D’emblée, le responsable a rappelé une distinction essentielle. La solde correspond à la rémunération régulière versée aux fonctionnaires, tandis que les rappels de soldes renvoient à des droits financiers acquis mais non encore payés dans les délais réglementaires. Ces sommes résultent généralement de situations administratives courantes, avancements, prises de service, changements de grade ou encore régularisations statutaires.
Selon les précisions apportées, l’origine de cette opération remonte à juillet 2024, lors d’une rencontre entre le président de la République et les partenaires sociaux. À cette occasion, les organisations syndicales ont mis en lumière l’existence d’une dette accumulée au fil des années au profit des agents de l’État.
Face à cette interpellation, les services compétents notamment la Direction générale du Budget, la Comptabilité publique, le Trésor, l’Aninf et les partenaires sociaux ont conduit une évaluation technique approfondie. Celle-ci a permis de chiffrer l’encours global à environ 106 milliards de francs CFA, représentant près de onze années d’arriérés.
Abordant un point souvent source de confusion, Loïc Ossiba a également précisé que les dossiers de rappels de soldes font l’objet d’un traitement sur demande des intéressés. Autrement dit, chaque situation est examinée dans le cadre des procédures administratives normales, à partir des requêtes introduites par les agents concernés.
Cette opération revêt une dimension sociale importante. Elle traduit la volonté des autorités d’apurer progressivement une dette ancienne tout en préservant un principe d’équité dans le traitement des bénéficiaires.

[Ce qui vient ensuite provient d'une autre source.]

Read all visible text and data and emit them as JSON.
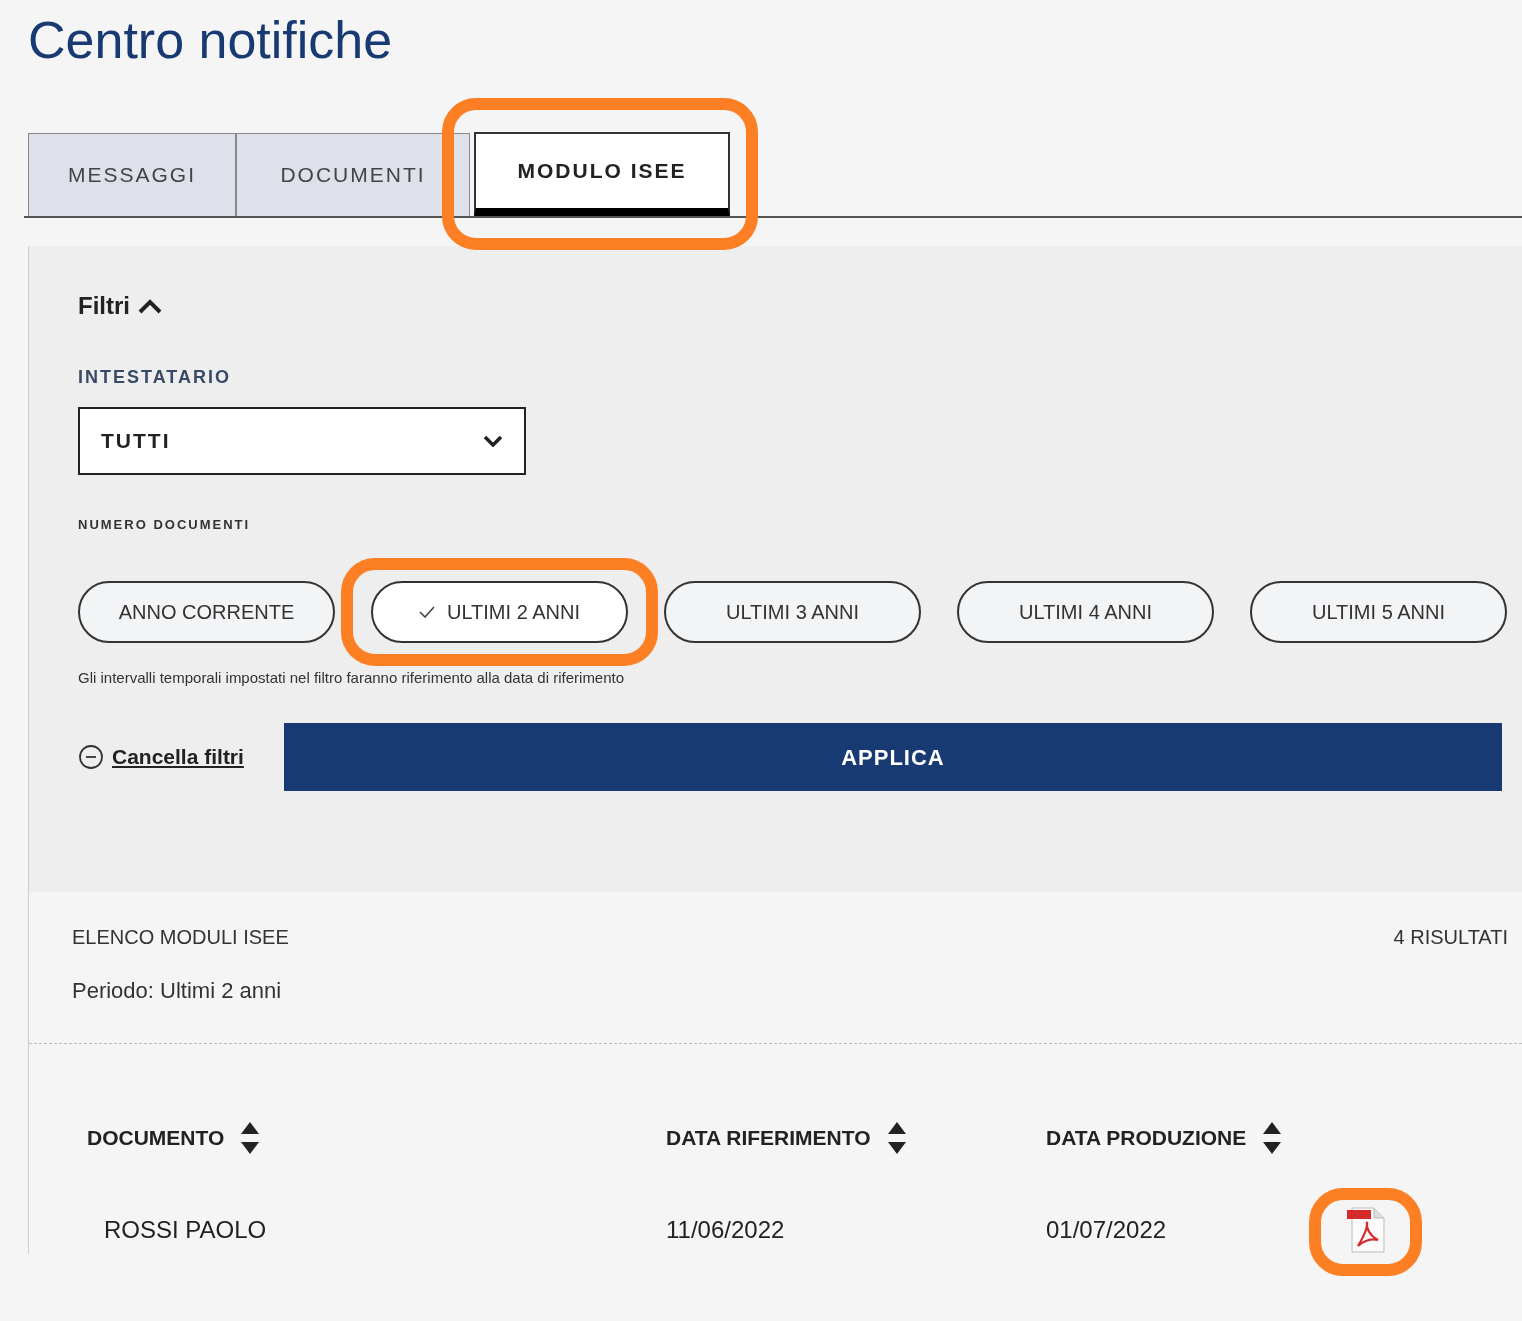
{
  "page_title": "Centro notifiche",
  "tabs": [
    {
      "label": "MESSAGGI",
      "selected": false,
      "highlighted": false
    },
    {
      "label": "DOCUMENTI",
      "selected": false,
      "highlighted": false
    },
    {
      "label": "MODULO ISEE",
      "selected": true,
      "highlighted": true
    }
  ],
  "filters": {
    "title": "Filtri",
    "expanded": true,
    "holder": {
      "label": "INTESTATARIO",
      "value": "TUTTI"
    },
    "count_label": "NUMERO DOCUMENTI",
    "periods": [
      {
        "label": "ANNO CORRENTE",
        "selected": false,
        "highlighted": false
      },
      {
        "label": "ULTIMI 2 ANNI",
        "selected": true,
        "highlighted": true
      },
      {
        "label": "ULTIMI 3 ANNI",
        "selected": false,
        "highlighted": false
      },
      {
        "label": "ULTIMI 4 ANNI",
        "selected": false,
        "highlighted": false
      },
      {
        "label": "ULTIMI 5 ANNI",
        "selected": false,
        "highlighted": false
      }
    ],
    "note": "Gli intervalli temporali impostati nel filtro faranno riferimento alla data di riferimento",
    "clear_link": "Cancella filtri",
    "apply_button": "APPLICA"
  },
  "list": {
    "title": "ELENCO MODULI ISEE",
    "count": "4 RISULTATI",
    "period": "Periodo: Ultimi 2 anni",
    "columns": [
      "DOCUMENTO",
      "DATA RIFERIMENTO",
      "DATA PRODUZIONE"
    ],
    "rows": [
      {
        "cells": [
          "ROSSI PAOLO",
          "11/06/2022",
          "01/07/2022"
        ],
        "highlighted": true
      }
    ]
  }
}
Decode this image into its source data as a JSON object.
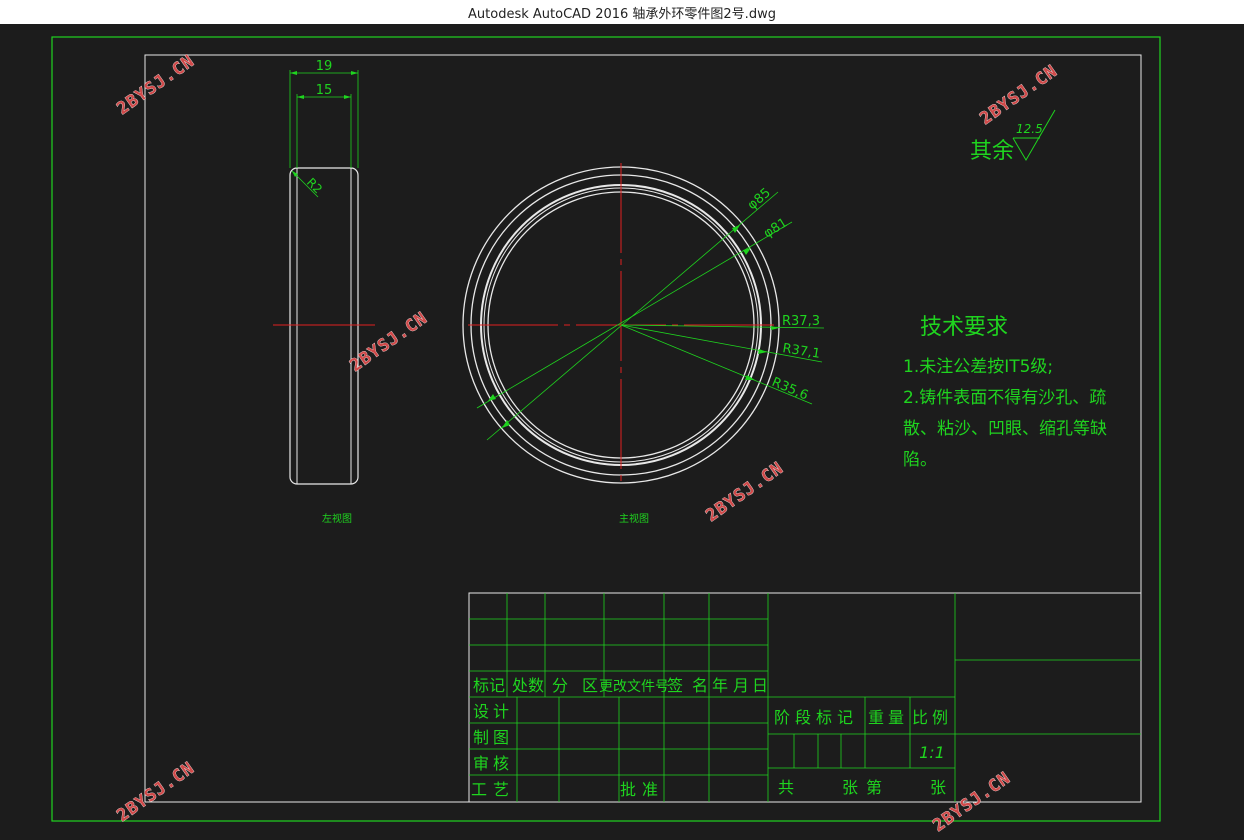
{
  "window": {
    "title": "Autodesk AutoCAD 2016     轴承外环零件图2号.dwg"
  },
  "drawing": {
    "left_view": {
      "dim_width_outer": "19",
      "dim_width_inner": "15",
      "fillet_radius": "R2",
      "caption": "左视图"
    },
    "front_view": {
      "dim_d1": "φ85",
      "dim_d2": "φ81",
      "dim_r1": "R37,3",
      "dim_r2": "R37,1",
      "dim_r3": "R35,6",
      "caption": "主视图"
    },
    "surface_finish": {
      "label": "其余",
      "value": "12.5"
    },
    "tech_requirements": {
      "title": "技术要求",
      "line1": "1.未注公差按IT5级;",
      "line2": "2.铸件表面不得有沙孔、疏",
      "line3": "散、粘沙、凹眼、缩孔等缺",
      "line4": "陷。"
    },
    "title_block": {
      "header": [
        "标记",
        "处数",
        "分",
        "区",
        "更改文件号",
        "签",
        "名",
        "年",
        "月",
        "日"
      ],
      "design": "设计",
      "draw": "制图",
      "check": "审核",
      "process": "工艺",
      "approve": "批准",
      "stage_mark": "阶段标记",
      "weight": "重量",
      "scale": "比例",
      "scale_value": "1:1",
      "total": "共",
      "sheets": "张",
      "sheet_no": "第",
      "sheet_unit": "张"
    },
    "watermark": "2BYSJ.CN"
  },
  "colors": {
    "background": "#1c1c1c",
    "frame_green": "#1fd41f",
    "line_white": "#e8e8e8",
    "center_red": "#e02020",
    "watermark": "#d04a4a"
  }
}
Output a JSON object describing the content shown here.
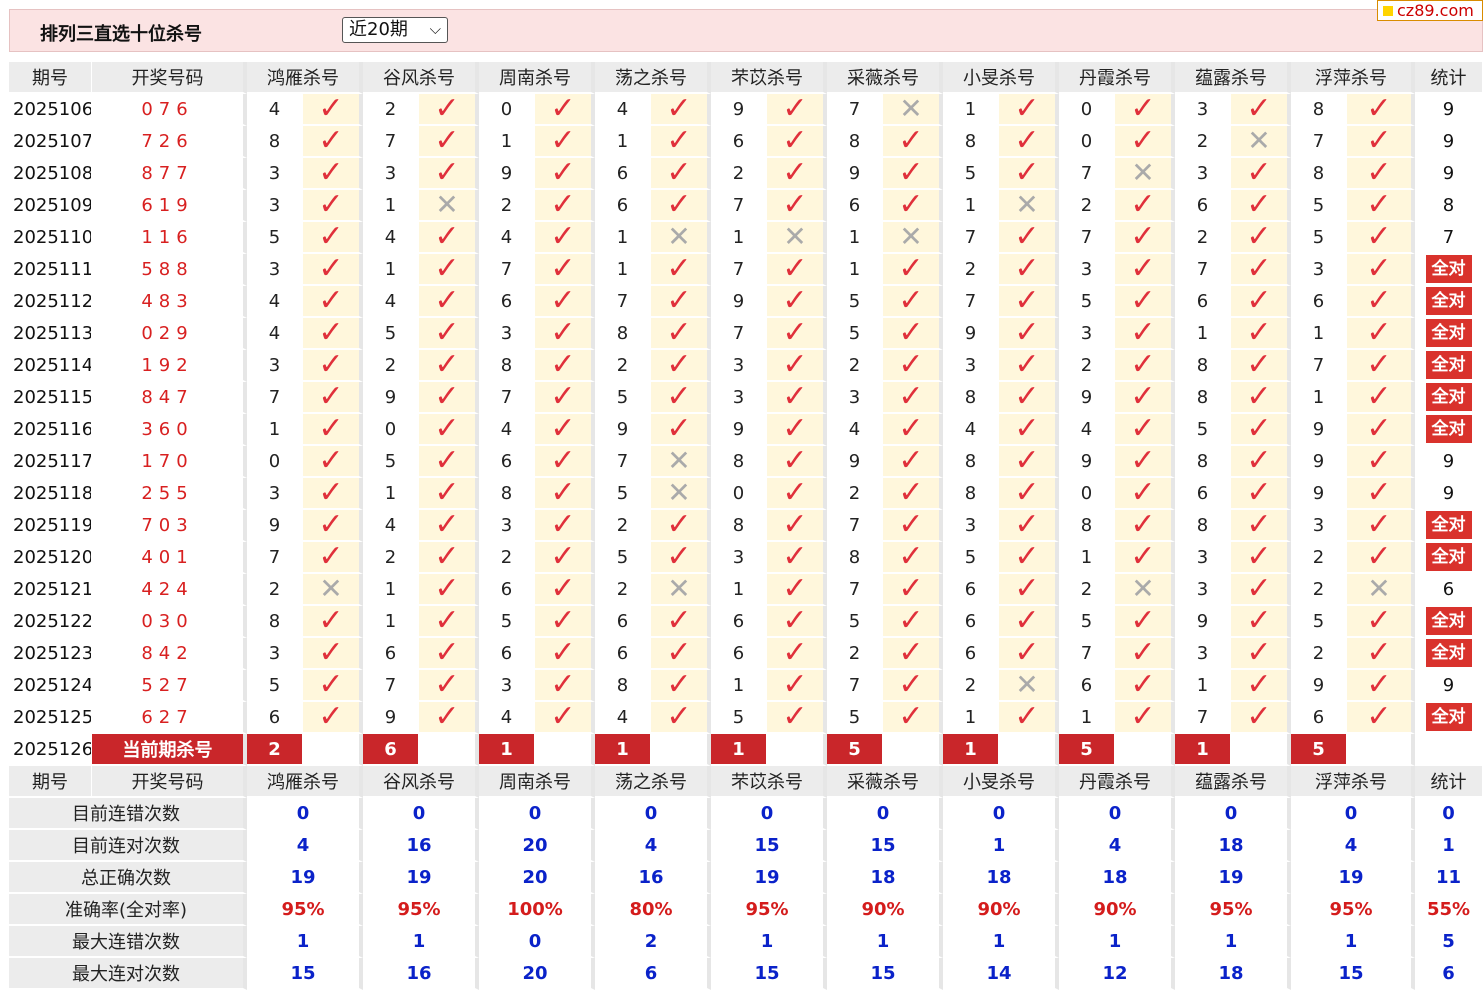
{
  "title": "排列三直选十位杀号",
  "period_select": {
    "value": "近20期"
  },
  "logo": "cz89.com",
  "headers": [
    "期号",
    "开奖号码",
    "鸿雁杀号",
    "谷风杀号",
    "周南杀号",
    "荡之杀号",
    "芣苡杀号",
    "采薇杀号",
    "小旻杀号",
    "丹霞杀号",
    "蕴露杀号",
    "浮萍杀号",
    "统计"
  ],
  "rows": [
    {
      "period": "2025106",
      "draw": "076",
      "kills": [
        [
          "4",
          "ok"
        ],
        [
          "2",
          "ok"
        ],
        [
          "0",
          "ok"
        ],
        [
          "4",
          "ok"
        ],
        [
          "9",
          "ok"
        ],
        [
          "7",
          "x"
        ],
        [
          "1",
          "ok"
        ],
        [
          "0",
          "ok"
        ],
        [
          "3",
          "ok"
        ],
        [
          "8",
          "ok"
        ]
      ],
      "stat": "9"
    },
    {
      "period": "2025107",
      "draw": "726",
      "kills": [
        [
          "8",
          "ok"
        ],
        [
          "7",
          "ok"
        ],
        [
          "1",
          "ok"
        ],
        [
          "1",
          "ok"
        ],
        [
          "6",
          "ok"
        ],
        [
          "8",
          "ok"
        ],
        [
          "8",
          "ok"
        ],
        [
          "0",
          "ok"
        ],
        [
          "2",
          "x"
        ],
        [
          "7",
          "ok"
        ]
      ],
      "stat": "9"
    },
    {
      "period": "2025108",
      "draw": "877",
      "kills": [
        [
          "3",
          "ok"
        ],
        [
          "3",
          "ok"
        ],
        [
          "9",
          "ok"
        ],
        [
          "6",
          "ok"
        ],
        [
          "2",
          "ok"
        ],
        [
          "9",
          "ok"
        ],
        [
          "5",
          "ok"
        ],
        [
          "7",
          "x"
        ],
        [
          "3",
          "ok"
        ],
        [
          "8",
          "ok"
        ]
      ],
      "stat": "9"
    },
    {
      "period": "2025109",
      "draw": "619",
      "kills": [
        [
          "3",
          "ok"
        ],
        [
          "1",
          "x"
        ],
        [
          "2",
          "ok"
        ],
        [
          "6",
          "ok"
        ],
        [
          "7",
          "ok"
        ],
        [
          "6",
          "ok"
        ],
        [
          "1",
          "x"
        ],
        [
          "2",
          "ok"
        ],
        [
          "6",
          "ok"
        ],
        [
          "5",
          "ok"
        ]
      ],
      "stat": "8"
    },
    {
      "period": "2025110",
      "draw": "116",
      "kills": [
        [
          "5",
          "ok"
        ],
        [
          "4",
          "ok"
        ],
        [
          "4",
          "ok"
        ],
        [
          "1",
          "x"
        ],
        [
          "1",
          "x"
        ],
        [
          "1",
          "x"
        ],
        [
          "7",
          "ok"
        ],
        [
          "7",
          "ok"
        ],
        [
          "2",
          "ok"
        ],
        [
          "5",
          "ok"
        ]
      ],
      "stat": "7"
    },
    {
      "period": "2025111",
      "draw": "588",
      "kills": [
        [
          "3",
          "ok"
        ],
        [
          "1",
          "ok"
        ],
        [
          "7",
          "ok"
        ],
        [
          "1",
          "ok"
        ],
        [
          "7",
          "ok"
        ],
        [
          "1",
          "ok"
        ],
        [
          "2",
          "ok"
        ],
        [
          "3",
          "ok"
        ],
        [
          "7",
          "ok"
        ],
        [
          "3",
          "ok"
        ]
      ],
      "stat": "全对"
    },
    {
      "period": "2025112",
      "draw": "483",
      "kills": [
        [
          "4",
          "ok"
        ],
        [
          "4",
          "ok"
        ],
        [
          "6",
          "ok"
        ],
        [
          "7",
          "ok"
        ],
        [
          "9",
          "ok"
        ],
        [
          "5",
          "ok"
        ],
        [
          "7",
          "ok"
        ],
        [
          "5",
          "ok"
        ],
        [
          "6",
          "ok"
        ],
        [
          "6",
          "ok"
        ]
      ],
      "stat": "全对"
    },
    {
      "period": "2025113",
      "draw": "029",
      "kills": [
        [
          "4",
          "ok"
        ],
        [
          "5",
          "ok"
        ],
        [
          "3",
          "ok"
        ],
        [
          "8",
          "ok"
        ],
        [
          "7",
          "ok"
        ],
        [
          "5",
          "ok"
        ],
        [
          "9",
          "ok"
        ],
        [
          "3",
          "ok"
        ],
        [
          "1",
          "ok"
        ],
        [
          "1",
          "ok"
        ]
      ],
      "stat": "全对"
    },
    {
      "period": "2025114",
      "draw": "192",
      "kills": [
        [
          "3",
          "ok"
        ],
        [
          "2",
          "ok"
        ],
        [
          "8",
          "ok"
        ],
        [
          "2",
          "ok"
        ],
        [
          "3",
          "ok"
        ],
        [
          "2",
          "ok"
        ],
        [
          "3",
          "ok"
        ],
        [
          "2",
          "ok"
        ],
        [
          "8",
          "ok"
        ],
        [
          "7",
          "ok"
        ]
      ],
      "stat": "全对"
    },
    {
      "period": "2025115",
      "draw": "847",
      "kills": [
        [
          "7",
          "ok"
        ],
        [
          "9",
          "ok"
        ],
        [
          "7",
          "ok"
        ],
        [
          "5",
          "ok"
        ],
        [
          "3",
          "ok"
        ],
        [
          "3",
          "ok"
        ],
        [
          "8",
          "ok"
        ],
        [
          "9",
          "ok"
        ],
        [
          "8",
          "ok"
        ],
        [
          "1",
          "ok"
        ]
      ],
      "stat": "全对"
    },
    {
      "period": "2025116",
      "draw": "360",
      "kills": [
        [
          "1",
          "ok"
        ],
        [
          "0",
          "ok"
        ],
        [
          "4",
          "ok"
        ],
        [
          "9",
          "ok"
        ],
        [
          "9",
          "ok"
        ],
        [
          "4",
          "ok"
        ],
        [
          "4",
          "ok"
        ],
        [
          "4",
          "ok"
        ],
        [
          "5",
          "ok"
        ],
        [
          "9",
          "ok"
        ]
      ],
      "stat": "全对"
    },
    {
      "period": "2025117",
      "draw": "170",
      "kills": [
        [
          "0",
          "ok"
        ],
        [
          "5",
          "ok"
        ],
        [
          "6",
          "ok"
        ],
        [
          "7",
          "x"
        ],
        [
          "8",
          "ok"
        ],
        [
          "9",
          "ok"
        ],
        [
          "8",
          "ok"
        ],
        [
          "9",
          "ok"
        ],
        [
          "8",
          "ok"
        ],
        [
          "9",
          "ok"
        ]
      ],
      "stat": "9"
    },
    {
      "period": "2025118",
      "draw": "255",
      "kills": [
        [
          "3",
          "ok"
        ],
        [
          "1",
          "ok"
        ],
        [
          "8",
          "ok"
        ],
        [
          "5",
          "x"
        ],
        [
          "0",
          "ok"
        ],
        [
          "2",
          "ok"
        ],
        [
          "8",
          "ok"
        ],
        [
          "0",
          "ok"
        ],
        [
          "6",
          "ok"
        ],
        [
          "9",
          "ok"
        ]
      ],
      "stat": "9"
    },
    {
      "period": "2025119",
      "draw": "703",
      "kills": [
        [
          "9",
          "ok"
        ],
        [
          "4",
          "ok"
        ],
        [
          "3",
          "ok"
        ],
        [
          "2",
          "ok"
        ],
        [
          "8",
          "ok"
        ],
        [
          "7",
          "ok"
        ],
        [
          "3",
          "ok"
        ],
        [
          "8",
          "ok"
        ],
        [
          "8",
          "ok"
        ],
        [
          "3",
          "ok"
        ]
      ],
      "stat": "全对"
    },
    {
      "period": "2025120",
      "draw": "401",
      "kills": [
        [
          "7",
          "ok"
        ],
        [
          "2",
          "ok"
        ],
        [
          "2",
          "ok"
        ],
        [
          "5",
          "ok"
        ],
        [
          "3",
          "ok"
        ],
        [
          "8",
          "ok"
        ],
        [
          "5",
          "ok"
        ],
        [
          "1",
          "ok"
        ],
        [
          "3",
          "ok"
        ],
        [
          "2",
          "ok"
        ]
      ],
      "stat": "全对"
    },
    {
      "period": "2025121",
      "draw": "424",
      "kills": [
        [
          "2",
          "x"
        ],
        [
          "1",
          "ok"
        ],
        [
          "6",
          "ok"
        ],
        [
          "2",
          "x"
        ],
        [
          "1",
          "ok"
        ],
        [
          "7",
          "ok"
        ],
        [
          "6",
          "ok"
        ],
        [
          "2",
          "x"
        ],
        [
          "3",
          "ok"
        ],
        [
          "2",
          "x"
        ]
      ],
      "stat": "6"
    },
    {
      "period": "2025122",
      "draw": "030",
      "kills": [
        [
          "8",
          "ok"
        ],
        [
          "1",
          "ok"
        ],
        [
          "5",
          "ok"
        ],
        [
          "6",
          "ok"
        ],
        [
          "6",
          "ok"
        ],
        [
          "5",
          "ok"
        ],
        [
          "6",
          "ok"
        ],
        [
          "5",
          "ok"
        ],
        [
          "9",
          "ok"
        ],
        [
          "5",
          "ok"
        ]
      ],
      "stat": "全对"
    },
    {
      "period": "2025123",
      "draw": "842",
      "kills": [
        [
          "3",
          "ok"
        ],
        [
          "6",
          "ok"
        ],
        [
          "6",
          "ok"
        ],
        [
          "6",
          "ok"
        ],
        [
          "6",
          "ok"
        ],
        [
          "2",
          "ok"
        ],
        [
          "6",
          "ok"
        ],
        [
          "7",
          "ok"
        ],
        [
          "3",
          "ok"
        ],
        [
          "2",
          "ok"
        ]
      ],
      "stat": "全对"
    },
    {
      "period": "2025124",
      "draw": "527",
      "kills": [
        [
          "5",
          "ok"
        ],
        [
          "7",
          "ok"
        ],
        [
          "3",
          "ok"
        ],
        [
          "8",
          "ok"
        ],
        [
          "1",
          "ok"
        ],
        [
          "7",
          "ok"
        ],
        [
          "2",
          "x"
        ],
        [
          "6",
          "ok"
        ],
        [
          "1",
          "ok"
        ],
        [
          "9",
          "ok"
        ]
      ],
      "stat": "9"
    },
    {
      "period": "2025125",
      "draw": "627",
      "kills": [
        [
          "6",
          "ok"
        ],
        [
          "9",
          "ok"
        ],
        [
          "4",
          "ok"
        ],
        [
          "4",
          "ok"
        ],
        [
          "5",
          "ok"
        ],
        [
          "5",
          "ok"
        ],
        [
          "1",
          "ok"
        ],
        [
          "1",
          "ok"
        ],
        [
          "7",
          "ok"
        ],
        [
          "6",
          "ok"
        ]
      ],
      "stat": "全对"
    }
  ],
  "current": {
    "period": "2025126",
    "label": "当前期杀号",
    "kills": [
      "2",
      "6",
      "1",
      "1",
      "1",
      "5",
      "1",
      "5",
      "1",
      "5"
    ]
  },
  "summary": [
    {
      "label": "目前连错次数",
      "type": "num",
      "values": [
        "0",
        "0",
        "0",
        "0",
        "0",
        "0",
        "0",
        "0",
        "0",
        "0",
        "0"
      ]
    },
    {
      "label": "目前连对次数",
      "type": "num",
      "values": [
        "4",
        "16",
        "20",
        "4",
        "15",
        "15",
        "1",
        "4",
        "18",
        "4",
        "1"
      ]
    },
    {
      "label": "总正确次数",
      "type": "num",
      "values": [
        "19",
        "19",
        "20",
        "16",
        "19",
        "18",
        "18",
        "18",
        "19",
        "19",
        "11"
      ]
    },
    {
      "label": "准确率(全对率)",
      "type": "pct",
      "values": [
        "95%",
        "95%",
        "100%",
        "80%",
        "95%",
        "90%",
        "90%",
        "90%",
        "95%",
        "95%",
        "55%"
      ]
    },
    {
      "label": "最大连错次数",
      "type": "num",
      "values": [
        "1",
        "1",
        "0",
        "2",
        "1",
        "1",
        "1",
        "1",
        "1",
        "1",
        "5"
      ]
    },
    {
      "label": "最大连对次数",
      "type": "num",
      "values": [
        "15",
        "16",
        "20",
        "6",
        "15",
        "15",
        "14",
        "12",
        "18",
        "15",
        "6"
      ]
    }
  ],
  "icons": {
    "correct": "check-icon",
    "wrong": "cross-icon"
  },
  "colors": {
    "check": "#e0303b",
    "cross": "#aaaaaa",
    "allok_bg": "#d9322c",
    "stat_value": "#0a22c9",
    "pct_value": "#d41c1c",
    "header_bg": "#fbe3e3"
  }
}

Pour les agents publics, il s’agit d’une attente de longue date. Pour l’État, d’un exercice d’équilibre délicat entre respect des engagements et contraintes budgétaires. Dans ce contexte, les rappels de soldes cessent d’être perçus comme de simples arriérés techniques pour devenir un enjeu de confiance entre l’administration et ses personnels.
Avec ce calendrier de paiement structuré, les autorités entendent envoyer un signal clair, celui d’un État qui reconnaît ses engagements passés et s’efforce de les honorer dans un cadre organisé, soutenable et transparent.
Il convient de rappeler que le service de la solde assure pleinement l’exercice de ses missions régaliennes. Celles-ci ne se limitent pas au versement mensuel des rémunérations, mais comprennent également le calcul, la vérification et le règlement des rappels de solde, conformément aux règles de gestion de la paie publique.